In these situations, we often recommend that our clients consider pursuing a voluntary disclosure agreement (“VDA”) with the Alabama Department of Revenue (“ADOR”) and with other local jurisdictions that may be owed the same type of tax. A VDA allows a taxpayer to proceed with a clean slate. Indeed, taxpayers participating in a VDA program generally receive a contractual commitment from the taxing authority to limit the look-back period, waive penalties, and possibly even reduce (or eliminate) interest. In short, a VDA provides much greater certainty than the taxpayer’s most realistic other option – playing the audit lottery. And with recent changes in the law and enhanced cooperation between the taxing authorities, the chances of “winning” that lottery are slimmer and slimmer.

Thankfully, the ADOR offers a formal VDA program, and its guidelines are available on the ADOR’s website. In our experience, most (but not all) local jurisdictions offer very similar programs. Typically, to be eligible for a VDA, the taxpayer must not have been filing returns for the type of tax at issue and must not have been contacted by the taxing authority or its agents regarding potential liability. Importantly, the ADOR (and most local jurisdictions) permit taxpayers who were audited by other taxing authorities to enter into a VDA if you contact them first.
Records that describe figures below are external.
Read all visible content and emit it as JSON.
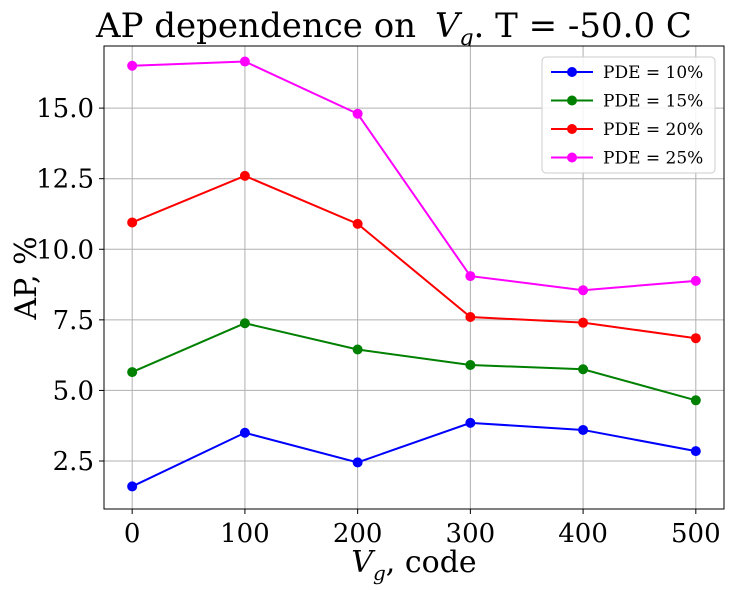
{
  "chart_data": {
    "type": "line",
    "title_prefix": "AP dependence on",
    "title_var": "V",
    "title_var_sub": "g",
    "title_suffix": ". T = -50.0 C",
    "xlabel_var": "V",
    "xlabel_var_sub": "g",
    "xlabel_suffix": ", code",
    "ylabel": "AP, %",
    "x": [
      0,
      100,
      200,
      300,
      400,
      500
    ],
    "xlim": [
      -25,
      525
    ],
    "ylim": [
      0.8,
      17.2
    ],
    "xticks": [
      0,
      100,
      200,
      300,
      400,
      500
    ],
    "yticks": [
      2.5,
      5.0,
      7.5,
      10.0,
      12.5,
      15.0
    ],
    "ytick_labels": [
      "2.5",
      "5.0",
      "7.5",
      "10.0",
      "12.5",
      "15.0"
    ],
    "xtick_labels": [
      "0",
      "100",
      "200",
      "300",
      "400",
      "500"
    ],
    "grid": true,
    "legend_position": "top-right",
    "series": [
      {
        "name": "PDE = 10%",
        "color": "#0000ff",
        "values": [
          1.6,
          3.5,
          2.45,
          3.85,
          3.6,
          2.85
        ]
      },
      {
        "name": "PDE = 15%",
        "color": "#008000",
        "values": [
          5.65,
          7.38,
          6.45,
          5.9,
          5.75,
          4.65
        ]
      },
      {
        "name": "PDE = 20%",
        "color": "#ff0000",
        "values": [
          10.95,
          12.6,
          10.9,
          7.6,
          7.4,
          6.85
        ]
      },
      {
        "name": "PDE = 25%",
        "color": "#ff00ff",
        "values": [
          16.5,
          16.65,
          14.8,
          9.05,
          8.55,
          8.88
        ]
      }
    ]
  }
}
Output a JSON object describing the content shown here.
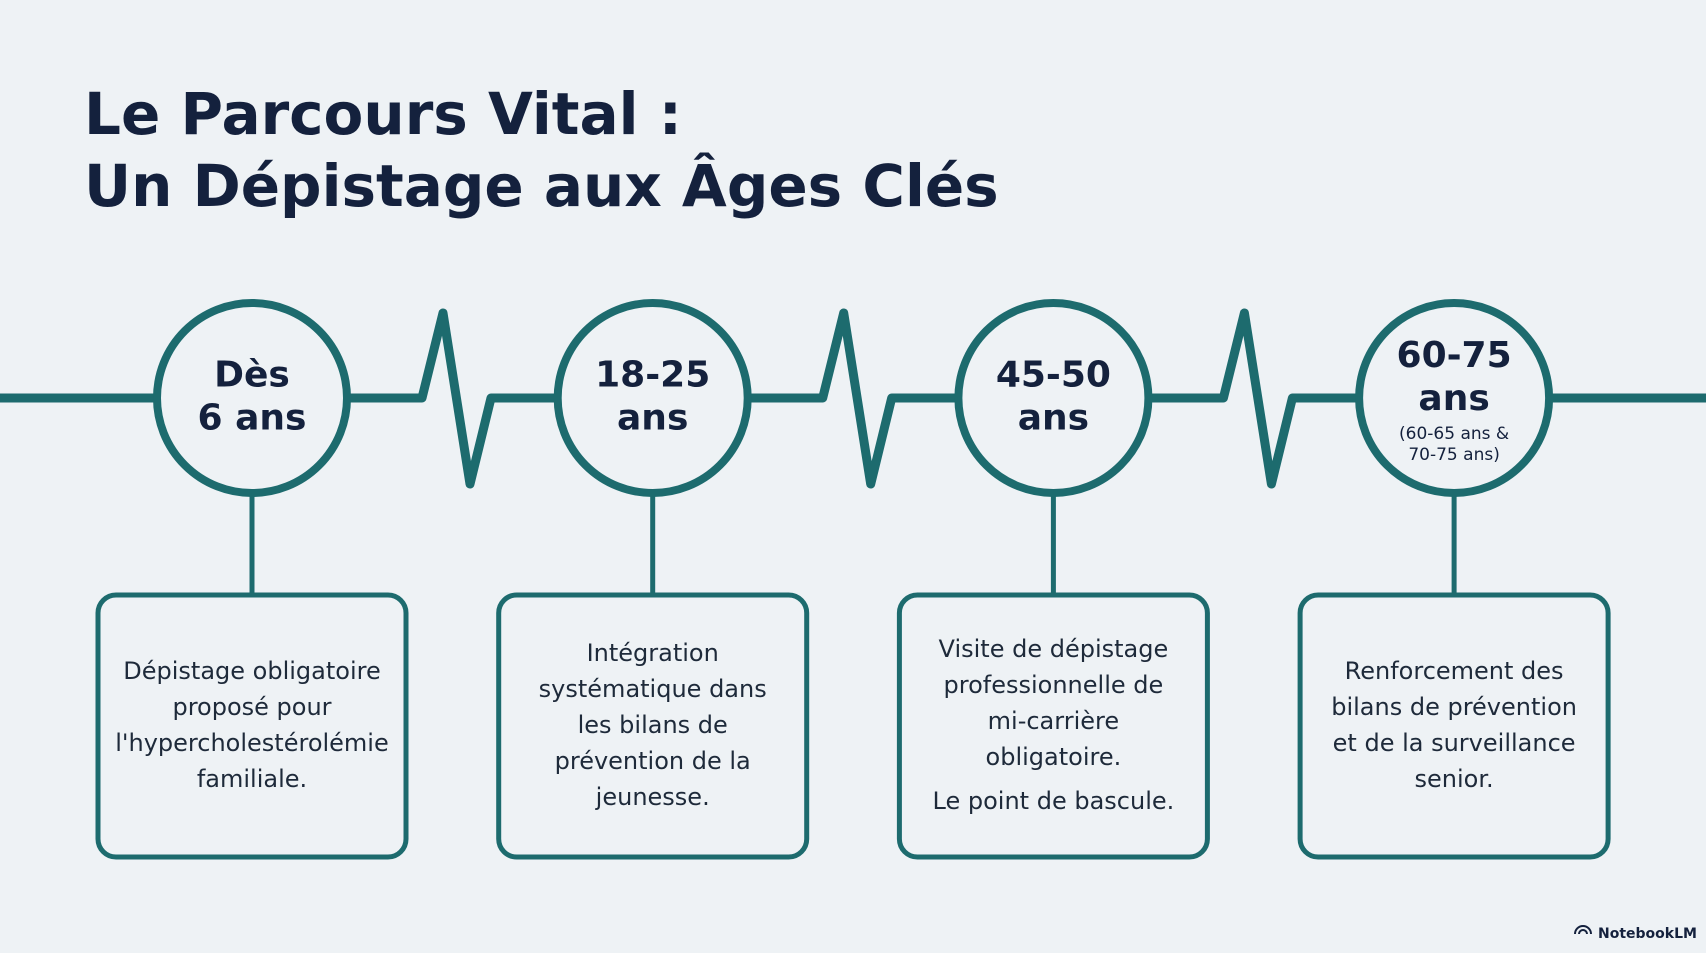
{
  "header": {
    "title": [
      "Le Parcours Vital :",
      "Un Dépistage aux Âges Clés"
    ]
  },
  "stages": [
    {
      "label": [
        "Dès",
        "6 ans"
      ],
      "description": [
        [
          "Dépistage obligatoire",
          "proposé pour",
          "l'hypercholestérolémie",
          "familiale."
        ]
      ]
    },
    {
      "label": [
        "18-25",
        "ans"
      ],
      "description": [
        [
          "Intégration",
          "systématique dans",
          "les bilans de",
          "prévention de la",
          "jeunesse."
        ]
      ]
    },
    {
      "label": [
        "45-50",
        "ans"
      ],
      "description": [
        [
          "Visite de dépistage",
          "professionnelle de",
          "mi-carrière",
          "obligatoire."
        ],
        [
          "Le point de bascule."
        ]
      ]
    },
    {
      "label": [
        "60-75",
        "ans"
      ],
      "sublabel": [
        "(60-65 ans &",
        "70-75 ans)"
      ],
      "description": [
        [
          "Renforcement des",
          "bilans de prévention",
          "et de la surveillance",
          "senior."
        ]
      ]
    }
  ],
  "footer": {
    "brand": "NotebookLM"
  }
}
For most tax types, a VDA will limit the look-back period to just 36 months from the date you or the client’s attorney contacts the taxing authority, although there may be exceptions for city business license taxes and for taxpayers who collected sales or seller’s use tax but failed to remit it. In addition, the taxing authority agrees to waive all penalties. So, a taxpayer may be able to resolve decades of potential liability for just three years’ worth of tax and interest—and may even get a break on the interest. In exchange, the taxing authority receives an unexpected influx of revenue, with little effort, and a new taxpayer on the rolls. A win-win solution and you look like a hero to your client!

To initiate a VDA, we recommend that you or the client’s attorney call the taxing jurisdiction (or their contract auditing firm if they use one), on an anonymous taxpayer basis, to explain your client’s situation, find out the terms of their VDA program, and make sure your client is eligible to participate. Assuming your client is eligible, the next step is for you to send a letter to the taxing authority formally requesting participation in their VDA program, but without naming your client (yet). Typically, the taxing authority has a standard voluntary disclosure agreement they will send back to you to memorialize the terms and which provides a deadline for compliance. From there, your client simply determines its tax liability for the look-back period. It’s a relatively simple process that we successfully use for literally dozens of our clients each year.

Previously published in the October 2014 issue of Alabama CPA Magazine.